Мерные, неумолимые шаги, доносившиеся из-за двери, на мгновение прекратились, сменившись резким, яростным скрежетом. Существа отвлеклись. Их внимание переключилось на новую, внешнюю угрозу.
В глубине коридора Ксерра, с нечеловеческим усилием тащившая за собой тело Зорины, почувствовала, как дрогнул пол, а стены затрещали. Она оглянулась, задохнувшись от страха. Существо, почти настигшее её, замерло на месте. Его повреждённый корпус, из которого сочилась тёмная жидкость, вибрировал, а оптические сенсоры, вместо того чтобы быть прикованными к ней, резко перефокусировались, уставившись в сторону внешней обшивки корабля, откуда донёсся грохот. На мгновение, короткое и драгоценное, она перестала быть его главной целью.
Это был шанс. Последний, отчаянный шанс. С новыми силами, рождёнными адреналином, она рванула в боковой проход, увлекая за собой свою тяжёлую ношу, не оглядываясь.
А глубоко внизу, в техноштольне, Тайрана чуть не упала, когда мощный удар потряс корабль. Люк, который она пыталась открыть, сдвинулся на сантиметр. Сердце её бешено заколотилось – не от страха, а от дикой надежды. Это был не мерный, ужасающий скрежет когтей по металлу, что-то мощное, внешнее. Спасение?
Она с удвоенной силой упёрлась в инструмент, молясь, чтобы этот грохот повторился. Чтобы они ушли на этот шум.
На мостике «Стикса» Серафим, не дожидаясь, снова дёрнула рычаги. Ещё один короткий, яростный импульс. Ещё один удар плазмой по корпусу «Корбита». Корабль-призрак содрогнулся.
– Ну что, понравилось?! – кричала она в пустой эфир, сжимая штурвалы до хруста, по её лицу катились слёзы ярости. – На, получи ещё, урод! Я здесь!
Она не знала, помогает ли это. Но она делала единственное, что могла. Шуметь. Быть мишенью. Пока её семья была в аду, она устроит ад снаружи.
Серафим смотрела на визор, на дымящуюся рану в борту «Корбита».
– Ну что, принял? – прошептала она. – Или ещё?
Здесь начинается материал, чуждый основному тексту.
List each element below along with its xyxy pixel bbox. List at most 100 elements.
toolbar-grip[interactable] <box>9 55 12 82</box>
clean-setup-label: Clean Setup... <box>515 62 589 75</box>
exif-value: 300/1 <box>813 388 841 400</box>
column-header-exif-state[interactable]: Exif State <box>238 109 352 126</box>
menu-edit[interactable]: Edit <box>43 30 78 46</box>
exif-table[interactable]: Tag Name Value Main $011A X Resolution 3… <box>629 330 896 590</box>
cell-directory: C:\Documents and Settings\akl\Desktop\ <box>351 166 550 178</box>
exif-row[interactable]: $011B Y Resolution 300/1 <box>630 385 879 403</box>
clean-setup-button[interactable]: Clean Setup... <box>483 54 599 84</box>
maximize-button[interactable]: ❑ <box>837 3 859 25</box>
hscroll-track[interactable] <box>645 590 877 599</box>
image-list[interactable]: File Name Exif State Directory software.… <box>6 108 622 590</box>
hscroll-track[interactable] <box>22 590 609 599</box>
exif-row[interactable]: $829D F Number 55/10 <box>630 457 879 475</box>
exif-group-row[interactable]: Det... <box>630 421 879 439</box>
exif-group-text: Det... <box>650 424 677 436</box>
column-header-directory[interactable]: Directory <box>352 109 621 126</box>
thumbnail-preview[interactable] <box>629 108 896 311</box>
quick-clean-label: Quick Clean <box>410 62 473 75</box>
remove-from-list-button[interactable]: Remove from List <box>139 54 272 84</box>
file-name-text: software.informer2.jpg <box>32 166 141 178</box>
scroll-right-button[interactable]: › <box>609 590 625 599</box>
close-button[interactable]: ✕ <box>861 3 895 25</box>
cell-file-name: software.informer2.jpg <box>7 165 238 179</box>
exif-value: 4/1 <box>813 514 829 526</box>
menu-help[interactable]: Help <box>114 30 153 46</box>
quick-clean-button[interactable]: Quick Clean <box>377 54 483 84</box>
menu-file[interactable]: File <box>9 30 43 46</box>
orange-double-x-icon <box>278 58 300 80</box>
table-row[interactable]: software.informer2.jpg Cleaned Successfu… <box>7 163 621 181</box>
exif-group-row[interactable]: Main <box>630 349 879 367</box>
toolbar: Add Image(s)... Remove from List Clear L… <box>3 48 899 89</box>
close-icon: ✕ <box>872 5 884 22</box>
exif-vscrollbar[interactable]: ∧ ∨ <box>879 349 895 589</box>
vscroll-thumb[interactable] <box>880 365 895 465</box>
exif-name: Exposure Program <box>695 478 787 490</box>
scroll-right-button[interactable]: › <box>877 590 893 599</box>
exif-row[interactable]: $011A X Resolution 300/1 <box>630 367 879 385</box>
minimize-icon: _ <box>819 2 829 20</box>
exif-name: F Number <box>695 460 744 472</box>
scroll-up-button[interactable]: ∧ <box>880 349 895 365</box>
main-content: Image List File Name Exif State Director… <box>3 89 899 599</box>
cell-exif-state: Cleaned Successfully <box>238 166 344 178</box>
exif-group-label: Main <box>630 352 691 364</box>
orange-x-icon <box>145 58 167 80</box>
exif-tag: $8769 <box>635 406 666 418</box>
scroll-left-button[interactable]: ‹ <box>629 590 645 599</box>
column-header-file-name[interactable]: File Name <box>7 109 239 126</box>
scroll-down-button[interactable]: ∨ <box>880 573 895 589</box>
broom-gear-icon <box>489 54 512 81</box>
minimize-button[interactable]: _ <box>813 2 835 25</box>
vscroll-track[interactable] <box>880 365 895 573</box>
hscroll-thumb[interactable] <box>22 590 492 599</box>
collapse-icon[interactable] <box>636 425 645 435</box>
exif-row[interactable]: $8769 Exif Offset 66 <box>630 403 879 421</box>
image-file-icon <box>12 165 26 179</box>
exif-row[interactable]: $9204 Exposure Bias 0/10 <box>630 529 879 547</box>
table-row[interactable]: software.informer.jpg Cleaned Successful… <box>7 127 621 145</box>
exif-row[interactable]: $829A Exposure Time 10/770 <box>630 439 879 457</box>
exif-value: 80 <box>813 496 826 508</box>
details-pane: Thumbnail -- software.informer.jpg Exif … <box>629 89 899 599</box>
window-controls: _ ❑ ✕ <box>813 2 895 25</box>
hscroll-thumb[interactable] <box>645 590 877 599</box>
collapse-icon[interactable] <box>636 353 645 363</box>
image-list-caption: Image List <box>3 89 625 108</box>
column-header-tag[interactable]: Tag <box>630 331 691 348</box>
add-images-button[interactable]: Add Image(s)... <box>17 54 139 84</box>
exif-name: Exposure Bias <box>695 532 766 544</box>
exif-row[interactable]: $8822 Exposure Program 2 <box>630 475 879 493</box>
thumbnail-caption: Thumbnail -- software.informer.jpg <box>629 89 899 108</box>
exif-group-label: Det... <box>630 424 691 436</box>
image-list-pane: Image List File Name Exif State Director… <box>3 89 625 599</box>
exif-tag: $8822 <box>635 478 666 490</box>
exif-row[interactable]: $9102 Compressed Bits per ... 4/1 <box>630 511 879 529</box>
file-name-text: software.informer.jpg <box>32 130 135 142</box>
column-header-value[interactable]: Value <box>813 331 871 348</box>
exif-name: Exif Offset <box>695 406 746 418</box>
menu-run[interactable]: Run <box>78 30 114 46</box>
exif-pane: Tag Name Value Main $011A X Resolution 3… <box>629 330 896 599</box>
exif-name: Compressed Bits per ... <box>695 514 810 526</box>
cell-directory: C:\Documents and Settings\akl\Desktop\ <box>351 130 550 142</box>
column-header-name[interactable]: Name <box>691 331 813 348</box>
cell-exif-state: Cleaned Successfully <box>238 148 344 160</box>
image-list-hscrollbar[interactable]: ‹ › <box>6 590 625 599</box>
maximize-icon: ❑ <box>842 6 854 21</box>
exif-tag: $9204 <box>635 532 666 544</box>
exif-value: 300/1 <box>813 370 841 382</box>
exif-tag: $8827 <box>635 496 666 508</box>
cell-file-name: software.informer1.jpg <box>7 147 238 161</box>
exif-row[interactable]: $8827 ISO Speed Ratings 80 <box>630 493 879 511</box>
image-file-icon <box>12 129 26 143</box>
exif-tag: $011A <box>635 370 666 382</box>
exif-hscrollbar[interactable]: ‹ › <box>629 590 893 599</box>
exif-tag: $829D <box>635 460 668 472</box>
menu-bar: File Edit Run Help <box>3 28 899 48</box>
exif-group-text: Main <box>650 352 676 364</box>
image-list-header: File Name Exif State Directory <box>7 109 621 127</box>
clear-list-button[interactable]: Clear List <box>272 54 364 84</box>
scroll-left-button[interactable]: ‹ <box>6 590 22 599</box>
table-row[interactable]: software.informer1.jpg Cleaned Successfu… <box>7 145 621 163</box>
Ответ пришёл от её же приборов. Датчики взорвались тревогой. Мощное движение внутри «Корбита». Не хаотичное. Целенаправленное. Сфокусированное. И его источник… смещался к только что пробитой дыре.
– Ох… – вырвалось у Серафим, и по спине пробежал ледяной пот. Она рванула рычаги, пытаясь отвести «Стикс» назад. – Нет-нет-нет, не на меня…
Но её маневр был запоздалым и неуклюжим. Она была пилотом, а не солдатом. Её противник уже сделал свой ход.
Внутри «Корбита» оглушительный грохот удара и сокрушительная вибрация постепенно сменились звенящей, напряжённой тишиной. Её нарушали лишь треск остывающего металла, шипение коротких замыканий и учащённое дыхание уцелевших.
Каэстра первая опомнилась. Её глаза, привыкшие к полумраку, выхватили ключевую деталь: за дверью, где секунду назад слышались мерные, неумолимые шаги, воцарилась тишина. Та самая, зловещая тишина, что означала лишь одно – внимание охотников переключилось.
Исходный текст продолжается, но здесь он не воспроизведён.